Kapoor was one of the first actors and producers in the Hindi film industry to work in film and television, as well as local and international projects. After his years as Danny Boyle Slum boy is a millionaire (2008), she starred opposite Kiefer Sutherland in the Fox series 24before starring in the production and Hindi remake, which ran for two seasons.

He says adapt 24 For the Indian market also made him realize that too much change can be counterproductive. “I asked the writers Night manager Keep the original spirit. When we try to change too much 24, we started to fail. Some things need to be rewritten, but it doesn’t work when you start changing just for the sake of it or to avoid comparisons. So we stayed very true to the original show.”

Anil Kapoor

Also known internationally for acting Mission: Impossible – Ghost Protocol (2011), Kapoor was offered a role in a major international TV series at the same time Night manager, but decided to turn it down to focus on Hindi shows. He will also appear in an episode of Jeremy Renner’s upcoming Disney+ show Renewal. But he says he is very selective about international work.

“I don’t want to spread myself too thin. I was after that window SlumdogWhen I was shooting 24, when I ran around town and met everyone and said – if you can cast Chinese actors, why not cast Indian actors? I told them there are better actors than me!

“But now that I’m in LA, I don’t go out and meet hundreds of people. For me, the most important thing is to know that I am working with good people. I don’t have the knowledge or instinct to know what’s really great on paper, so I make decisions based on the people involved. And so far, fortunately, I still have a great relationship with the people I’ve worked with and I can trust.”

Kapoor is also very busy in Mumbai. She continues to work in features despite her rise to Indian web series production last year starring in ‘Dharma Productions’. Zug Zug ZioOne of the first films to finally hit cinemas, when they relaunched and is currently in production on two features – Sandeep Reddy Banga’s crime drama animalAlso starring Ranbir Kapoor, and action thriller warriorDirected by Siddharth Anand (send) and stars Hrithik Roshan and Deepika Padukone.

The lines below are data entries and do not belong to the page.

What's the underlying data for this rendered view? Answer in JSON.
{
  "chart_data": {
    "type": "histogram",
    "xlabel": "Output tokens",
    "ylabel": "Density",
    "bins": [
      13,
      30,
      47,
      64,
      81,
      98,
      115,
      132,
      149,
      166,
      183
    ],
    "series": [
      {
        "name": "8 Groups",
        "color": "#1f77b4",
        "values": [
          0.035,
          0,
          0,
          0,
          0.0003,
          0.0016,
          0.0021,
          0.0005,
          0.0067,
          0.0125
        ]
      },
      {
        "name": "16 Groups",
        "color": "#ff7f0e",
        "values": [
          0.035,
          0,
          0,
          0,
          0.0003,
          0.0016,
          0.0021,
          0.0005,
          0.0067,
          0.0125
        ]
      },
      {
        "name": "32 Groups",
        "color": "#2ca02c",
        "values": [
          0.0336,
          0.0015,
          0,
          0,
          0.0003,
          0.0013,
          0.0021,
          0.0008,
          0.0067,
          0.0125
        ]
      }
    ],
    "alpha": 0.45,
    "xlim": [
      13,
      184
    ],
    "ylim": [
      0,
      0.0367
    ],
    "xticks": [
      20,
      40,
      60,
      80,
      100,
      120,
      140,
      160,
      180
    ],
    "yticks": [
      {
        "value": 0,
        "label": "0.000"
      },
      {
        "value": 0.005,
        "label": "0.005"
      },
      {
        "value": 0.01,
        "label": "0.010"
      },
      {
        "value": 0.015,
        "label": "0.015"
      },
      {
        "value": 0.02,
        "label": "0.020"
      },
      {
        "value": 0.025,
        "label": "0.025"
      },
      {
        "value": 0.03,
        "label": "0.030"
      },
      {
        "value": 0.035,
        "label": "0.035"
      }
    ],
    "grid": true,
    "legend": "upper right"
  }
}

He’s also known for taking risks on smaller projects with interesting talent, recently appearing in two films that debuted on Netflix – the neo-western thorwhich he created with his son Harshvardhan Kapoor through his AKFC network, and One versus one, a black comedy with a film-within-a-film narrative directed by Vikramaditya Motwane and starring Anurag Kashyap. “I said let’s go and do it for Netflix, so that we can be bold enough to do it the way we want, without worrying about first-day box office collections,” he says.

AKFC Network also produced cricket-themed web series election day A number of women-oriented films produced for Netflix and by daughter Rhea Kapoor, including two upcoming films – Thank you for comingStarring Bhumi Pednekar and Shehnaz Gill, and the crewWith Kareena Kapoor, Tabu and Kriti Sanon.

Kapoor says he is happy to see sendIts current success (Yash Raj Films’ Shah Rukh Khan starrer has become the biggest Hindi film of all time) but has not been phased by the painful downturn in the Hindi film business over the past few years. He grew up in a showbiz family – his father worked for big Bollywood star Shammi Kapoor – so has heard the ups and downs of the Hindi film industry for decades.

“Such rough patches come and go. Sometimes Hindi films are doing well, other times it is South or Bengali films that are grabbing all the attention. The only difference is we didn’t have social media back then.”

His own career took off in the late 80s and early 90s with landmark films such as Mr. India, parinda And Lamhe, some of which have become classics but were not always huge box office hits upon their release. He has also worked with major South Indian filmmakers including Mani Ratnam in Kannada language films Pallavi Anu Pallavi At the beginning of his career.

A persistent trend he has noticed over the decades is the herd mentality of the film business.

“When certain films do well, people suddenly have the confidence to pay more, so hopefully we’re at that stage now. When there is more confidence, there is more money and then we have the opportunity to start making bigger and more ambitious films technically.”